To that, my father answered with the most mischevious smile. “I am going to teach that [insert colorful Spanish expletive here] a lesson, and make him my friend. Wait and see.”
Frankly, we all thought Papi was nuts.
So, I’ll cut to the chase, and to the point I would like to humbly make. I was almost 4 when this whole saga started. By the time I was in college, we were visiting the family on Christmas and bringing over our homemade tamales.
Yes, Papi finally “made amigos” with the guy.
And, by this point, he was so neighborly, he would talk our ears off for hours if we let him. Our families looked out for each other, and we no longer existed as “white” or “Mexican.” We were simply neighbors.
What I learned from my parents was to take negative circumstances and emotions and turn them into positive and constructive action. I learned to lead by example. “¡Dales con guante blanco, Mija!”

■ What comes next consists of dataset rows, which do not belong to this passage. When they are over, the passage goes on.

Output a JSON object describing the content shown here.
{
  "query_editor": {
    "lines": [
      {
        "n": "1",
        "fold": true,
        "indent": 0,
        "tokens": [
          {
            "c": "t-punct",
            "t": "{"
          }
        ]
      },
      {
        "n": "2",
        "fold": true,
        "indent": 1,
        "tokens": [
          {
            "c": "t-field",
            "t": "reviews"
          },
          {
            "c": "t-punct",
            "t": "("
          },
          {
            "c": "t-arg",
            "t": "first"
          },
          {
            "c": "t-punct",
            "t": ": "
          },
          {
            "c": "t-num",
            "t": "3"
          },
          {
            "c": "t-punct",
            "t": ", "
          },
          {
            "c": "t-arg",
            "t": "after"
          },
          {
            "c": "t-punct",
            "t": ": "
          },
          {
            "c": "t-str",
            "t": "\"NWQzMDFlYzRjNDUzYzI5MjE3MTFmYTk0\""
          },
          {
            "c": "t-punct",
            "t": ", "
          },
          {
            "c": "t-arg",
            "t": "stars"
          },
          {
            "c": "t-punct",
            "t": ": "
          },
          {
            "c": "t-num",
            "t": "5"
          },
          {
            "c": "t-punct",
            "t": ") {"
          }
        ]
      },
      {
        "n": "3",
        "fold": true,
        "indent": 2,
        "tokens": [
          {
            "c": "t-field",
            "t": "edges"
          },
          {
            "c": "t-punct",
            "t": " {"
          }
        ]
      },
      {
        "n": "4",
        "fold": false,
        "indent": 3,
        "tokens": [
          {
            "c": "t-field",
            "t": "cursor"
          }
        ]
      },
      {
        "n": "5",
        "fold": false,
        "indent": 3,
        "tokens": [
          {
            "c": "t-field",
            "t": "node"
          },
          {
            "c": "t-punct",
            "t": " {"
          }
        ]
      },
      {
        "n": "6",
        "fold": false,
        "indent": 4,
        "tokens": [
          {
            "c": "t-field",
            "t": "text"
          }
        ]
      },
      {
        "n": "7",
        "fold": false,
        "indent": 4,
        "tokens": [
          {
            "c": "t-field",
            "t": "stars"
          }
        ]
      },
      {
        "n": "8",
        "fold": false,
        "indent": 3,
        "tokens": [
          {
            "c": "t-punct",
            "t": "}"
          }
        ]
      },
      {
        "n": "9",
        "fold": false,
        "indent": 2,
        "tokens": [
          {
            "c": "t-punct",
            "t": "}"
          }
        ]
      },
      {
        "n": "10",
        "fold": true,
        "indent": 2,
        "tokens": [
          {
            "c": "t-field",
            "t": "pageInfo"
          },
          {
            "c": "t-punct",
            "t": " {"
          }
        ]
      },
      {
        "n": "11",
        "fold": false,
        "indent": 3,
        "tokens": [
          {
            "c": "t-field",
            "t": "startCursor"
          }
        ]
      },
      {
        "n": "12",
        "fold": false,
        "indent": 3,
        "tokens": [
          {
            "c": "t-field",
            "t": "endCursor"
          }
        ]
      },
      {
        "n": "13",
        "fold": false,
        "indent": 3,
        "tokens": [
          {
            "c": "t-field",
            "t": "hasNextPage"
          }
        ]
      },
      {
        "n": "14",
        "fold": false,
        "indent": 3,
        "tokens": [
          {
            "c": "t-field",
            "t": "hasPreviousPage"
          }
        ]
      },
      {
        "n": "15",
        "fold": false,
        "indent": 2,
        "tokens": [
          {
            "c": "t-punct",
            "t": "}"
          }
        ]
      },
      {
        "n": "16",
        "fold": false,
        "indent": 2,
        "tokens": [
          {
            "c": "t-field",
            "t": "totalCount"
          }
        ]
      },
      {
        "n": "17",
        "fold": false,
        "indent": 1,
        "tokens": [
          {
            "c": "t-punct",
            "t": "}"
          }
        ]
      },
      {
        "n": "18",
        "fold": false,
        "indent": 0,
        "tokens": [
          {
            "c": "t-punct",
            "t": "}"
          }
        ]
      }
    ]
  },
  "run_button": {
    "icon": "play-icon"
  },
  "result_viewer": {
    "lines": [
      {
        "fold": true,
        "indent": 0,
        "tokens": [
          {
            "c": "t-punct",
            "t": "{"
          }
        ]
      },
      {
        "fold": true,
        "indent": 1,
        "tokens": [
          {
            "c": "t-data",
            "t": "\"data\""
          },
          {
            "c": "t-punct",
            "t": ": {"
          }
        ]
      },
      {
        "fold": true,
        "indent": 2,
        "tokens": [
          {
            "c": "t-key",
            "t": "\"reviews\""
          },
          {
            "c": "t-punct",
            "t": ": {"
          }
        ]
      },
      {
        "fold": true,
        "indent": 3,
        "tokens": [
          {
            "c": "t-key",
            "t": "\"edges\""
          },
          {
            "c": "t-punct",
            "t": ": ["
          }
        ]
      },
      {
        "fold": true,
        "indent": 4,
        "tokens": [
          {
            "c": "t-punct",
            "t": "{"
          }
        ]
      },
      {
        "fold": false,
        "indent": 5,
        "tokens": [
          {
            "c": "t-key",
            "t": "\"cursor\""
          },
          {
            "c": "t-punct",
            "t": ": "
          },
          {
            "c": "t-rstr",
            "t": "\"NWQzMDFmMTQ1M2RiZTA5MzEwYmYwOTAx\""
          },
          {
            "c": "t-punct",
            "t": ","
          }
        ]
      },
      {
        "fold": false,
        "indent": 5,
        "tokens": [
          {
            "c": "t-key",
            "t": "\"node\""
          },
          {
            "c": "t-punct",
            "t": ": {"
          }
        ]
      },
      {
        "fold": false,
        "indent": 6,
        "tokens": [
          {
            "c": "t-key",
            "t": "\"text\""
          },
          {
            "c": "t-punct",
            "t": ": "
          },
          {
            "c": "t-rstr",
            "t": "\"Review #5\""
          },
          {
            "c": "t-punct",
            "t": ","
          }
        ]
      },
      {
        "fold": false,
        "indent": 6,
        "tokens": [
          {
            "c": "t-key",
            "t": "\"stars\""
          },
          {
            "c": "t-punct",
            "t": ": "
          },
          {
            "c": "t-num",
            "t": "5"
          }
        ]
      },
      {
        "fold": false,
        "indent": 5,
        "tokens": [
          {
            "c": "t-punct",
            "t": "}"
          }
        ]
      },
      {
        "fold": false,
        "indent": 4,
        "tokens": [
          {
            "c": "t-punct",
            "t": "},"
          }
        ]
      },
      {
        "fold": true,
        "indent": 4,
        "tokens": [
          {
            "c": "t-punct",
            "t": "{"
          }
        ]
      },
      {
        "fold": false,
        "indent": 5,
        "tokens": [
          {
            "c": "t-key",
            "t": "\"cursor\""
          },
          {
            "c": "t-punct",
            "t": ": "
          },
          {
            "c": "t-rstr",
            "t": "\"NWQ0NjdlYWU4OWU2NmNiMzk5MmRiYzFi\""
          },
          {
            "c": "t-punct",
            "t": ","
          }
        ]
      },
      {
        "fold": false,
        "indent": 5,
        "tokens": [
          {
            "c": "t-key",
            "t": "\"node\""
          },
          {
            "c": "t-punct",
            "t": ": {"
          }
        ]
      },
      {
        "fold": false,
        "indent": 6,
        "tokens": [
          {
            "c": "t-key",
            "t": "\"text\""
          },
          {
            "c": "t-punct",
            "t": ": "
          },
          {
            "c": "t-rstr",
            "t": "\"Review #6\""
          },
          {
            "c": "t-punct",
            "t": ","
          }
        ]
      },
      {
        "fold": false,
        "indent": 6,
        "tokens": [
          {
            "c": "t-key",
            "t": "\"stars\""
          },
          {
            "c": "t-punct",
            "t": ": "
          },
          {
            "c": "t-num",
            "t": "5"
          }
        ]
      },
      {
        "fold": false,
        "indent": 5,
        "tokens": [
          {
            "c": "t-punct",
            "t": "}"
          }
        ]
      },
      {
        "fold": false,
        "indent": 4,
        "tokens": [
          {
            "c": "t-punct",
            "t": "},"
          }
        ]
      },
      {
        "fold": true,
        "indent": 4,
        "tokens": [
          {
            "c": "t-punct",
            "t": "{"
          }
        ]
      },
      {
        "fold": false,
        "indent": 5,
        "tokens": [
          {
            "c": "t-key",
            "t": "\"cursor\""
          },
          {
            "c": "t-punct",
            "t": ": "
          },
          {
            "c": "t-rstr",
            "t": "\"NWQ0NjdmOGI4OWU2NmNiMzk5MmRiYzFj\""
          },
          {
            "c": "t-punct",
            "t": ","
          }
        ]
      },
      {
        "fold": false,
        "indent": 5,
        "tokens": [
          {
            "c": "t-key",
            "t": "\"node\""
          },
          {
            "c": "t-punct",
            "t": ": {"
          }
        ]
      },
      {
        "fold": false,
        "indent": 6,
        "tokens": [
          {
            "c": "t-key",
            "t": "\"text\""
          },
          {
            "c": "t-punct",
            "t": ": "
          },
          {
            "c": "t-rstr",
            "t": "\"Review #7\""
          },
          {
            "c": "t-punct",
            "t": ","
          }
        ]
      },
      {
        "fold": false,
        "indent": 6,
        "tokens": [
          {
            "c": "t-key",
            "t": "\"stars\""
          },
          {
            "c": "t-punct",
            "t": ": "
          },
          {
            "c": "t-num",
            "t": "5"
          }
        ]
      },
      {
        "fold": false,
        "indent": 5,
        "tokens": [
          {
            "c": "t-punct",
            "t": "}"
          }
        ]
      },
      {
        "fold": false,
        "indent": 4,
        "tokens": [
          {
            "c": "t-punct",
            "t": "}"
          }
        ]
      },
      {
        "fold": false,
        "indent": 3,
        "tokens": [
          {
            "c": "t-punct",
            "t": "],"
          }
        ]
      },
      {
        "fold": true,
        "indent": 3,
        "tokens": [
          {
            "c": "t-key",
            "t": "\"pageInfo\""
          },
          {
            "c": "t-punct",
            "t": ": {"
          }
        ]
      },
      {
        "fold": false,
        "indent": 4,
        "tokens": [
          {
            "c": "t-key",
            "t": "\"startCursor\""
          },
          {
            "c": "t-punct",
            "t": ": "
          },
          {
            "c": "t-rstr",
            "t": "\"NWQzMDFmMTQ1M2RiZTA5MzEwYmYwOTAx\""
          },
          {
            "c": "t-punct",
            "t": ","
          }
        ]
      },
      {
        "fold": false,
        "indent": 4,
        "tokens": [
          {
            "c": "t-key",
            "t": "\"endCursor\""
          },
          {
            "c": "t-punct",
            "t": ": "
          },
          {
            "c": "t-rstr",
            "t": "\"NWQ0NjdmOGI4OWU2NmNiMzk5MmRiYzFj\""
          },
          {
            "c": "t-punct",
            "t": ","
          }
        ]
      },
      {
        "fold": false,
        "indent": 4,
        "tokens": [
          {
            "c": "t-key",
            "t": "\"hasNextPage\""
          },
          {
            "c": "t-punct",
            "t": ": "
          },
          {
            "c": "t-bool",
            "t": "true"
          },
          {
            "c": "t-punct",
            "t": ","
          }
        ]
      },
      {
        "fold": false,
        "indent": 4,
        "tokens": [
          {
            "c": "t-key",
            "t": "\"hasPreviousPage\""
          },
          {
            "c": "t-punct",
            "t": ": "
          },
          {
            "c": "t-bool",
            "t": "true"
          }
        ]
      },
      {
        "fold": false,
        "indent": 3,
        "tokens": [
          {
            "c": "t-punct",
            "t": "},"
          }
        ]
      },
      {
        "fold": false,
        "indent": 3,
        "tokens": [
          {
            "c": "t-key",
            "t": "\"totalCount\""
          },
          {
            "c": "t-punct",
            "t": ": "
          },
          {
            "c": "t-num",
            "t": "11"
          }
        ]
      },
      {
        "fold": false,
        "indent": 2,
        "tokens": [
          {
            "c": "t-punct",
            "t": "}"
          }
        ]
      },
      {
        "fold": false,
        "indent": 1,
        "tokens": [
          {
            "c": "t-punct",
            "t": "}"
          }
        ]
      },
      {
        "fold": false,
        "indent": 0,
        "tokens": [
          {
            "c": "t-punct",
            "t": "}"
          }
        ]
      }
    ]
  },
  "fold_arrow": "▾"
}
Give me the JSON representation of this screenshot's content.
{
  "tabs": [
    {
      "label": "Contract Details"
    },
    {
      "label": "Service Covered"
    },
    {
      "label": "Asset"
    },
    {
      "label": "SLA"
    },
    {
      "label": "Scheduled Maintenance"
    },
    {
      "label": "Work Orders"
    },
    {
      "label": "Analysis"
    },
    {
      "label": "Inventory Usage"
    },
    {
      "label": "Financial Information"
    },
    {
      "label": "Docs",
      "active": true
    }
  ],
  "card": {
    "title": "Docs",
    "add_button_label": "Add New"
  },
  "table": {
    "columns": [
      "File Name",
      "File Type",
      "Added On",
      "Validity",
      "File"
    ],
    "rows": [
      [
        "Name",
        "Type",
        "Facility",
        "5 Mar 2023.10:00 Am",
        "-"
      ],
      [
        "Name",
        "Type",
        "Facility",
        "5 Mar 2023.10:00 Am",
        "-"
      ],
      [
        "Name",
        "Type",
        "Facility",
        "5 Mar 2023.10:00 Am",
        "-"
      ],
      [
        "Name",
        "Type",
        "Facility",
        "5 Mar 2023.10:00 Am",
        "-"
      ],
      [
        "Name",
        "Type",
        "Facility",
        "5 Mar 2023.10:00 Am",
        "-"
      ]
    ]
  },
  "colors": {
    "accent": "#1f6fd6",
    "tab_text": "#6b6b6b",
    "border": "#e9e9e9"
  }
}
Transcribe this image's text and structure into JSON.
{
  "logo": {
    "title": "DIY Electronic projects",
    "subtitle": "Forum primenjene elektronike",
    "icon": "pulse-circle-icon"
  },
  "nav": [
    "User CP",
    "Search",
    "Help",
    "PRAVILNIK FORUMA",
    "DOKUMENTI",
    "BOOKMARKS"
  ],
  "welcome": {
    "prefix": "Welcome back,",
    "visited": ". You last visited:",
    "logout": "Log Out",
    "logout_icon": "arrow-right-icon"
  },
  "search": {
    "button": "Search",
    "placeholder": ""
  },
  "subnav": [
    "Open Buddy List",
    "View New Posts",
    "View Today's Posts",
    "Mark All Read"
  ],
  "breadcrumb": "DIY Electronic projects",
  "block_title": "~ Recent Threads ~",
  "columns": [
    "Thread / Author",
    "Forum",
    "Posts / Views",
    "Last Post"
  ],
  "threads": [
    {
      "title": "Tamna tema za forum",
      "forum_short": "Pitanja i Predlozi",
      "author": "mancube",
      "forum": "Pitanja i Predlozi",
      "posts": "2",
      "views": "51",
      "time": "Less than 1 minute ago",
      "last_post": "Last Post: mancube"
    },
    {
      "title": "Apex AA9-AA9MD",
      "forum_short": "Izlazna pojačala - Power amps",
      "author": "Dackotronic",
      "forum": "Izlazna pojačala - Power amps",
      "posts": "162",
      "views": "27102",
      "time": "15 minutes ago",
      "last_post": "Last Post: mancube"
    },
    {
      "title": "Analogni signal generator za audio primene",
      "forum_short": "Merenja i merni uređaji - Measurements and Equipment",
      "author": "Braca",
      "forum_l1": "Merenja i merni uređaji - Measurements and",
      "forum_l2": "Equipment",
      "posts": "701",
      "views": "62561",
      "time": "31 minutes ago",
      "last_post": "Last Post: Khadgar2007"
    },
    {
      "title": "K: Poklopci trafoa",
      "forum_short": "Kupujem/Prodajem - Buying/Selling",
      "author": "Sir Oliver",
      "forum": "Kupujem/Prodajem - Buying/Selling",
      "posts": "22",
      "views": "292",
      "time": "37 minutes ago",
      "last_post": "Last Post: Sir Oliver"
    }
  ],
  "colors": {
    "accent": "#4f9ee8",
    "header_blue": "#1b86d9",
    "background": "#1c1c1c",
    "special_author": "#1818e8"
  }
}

We cannot hope to live in a world with less hate if we insist on meeting hate with equal or greater hate. We must make a real effort to embody the kind of change we want to see in the world.
It is possible to take pride in our heritage, embrace the common values shared with other ethnic groups that also identify as Americans, and, with some healthy humility, remain committed to maintaining peace and civility. Yes, we can do this, even with those who seem different from us or who may be initially unkind.
Certainly, we must have the courage to publicly denounce intolerance, violence and persecution of others. However, the manner in which we handle ourselves in our everyday interactions — even and perhaps most especially in the face of hate, ignorance and prejudice — is much more important and, in the long haul, much more consequential.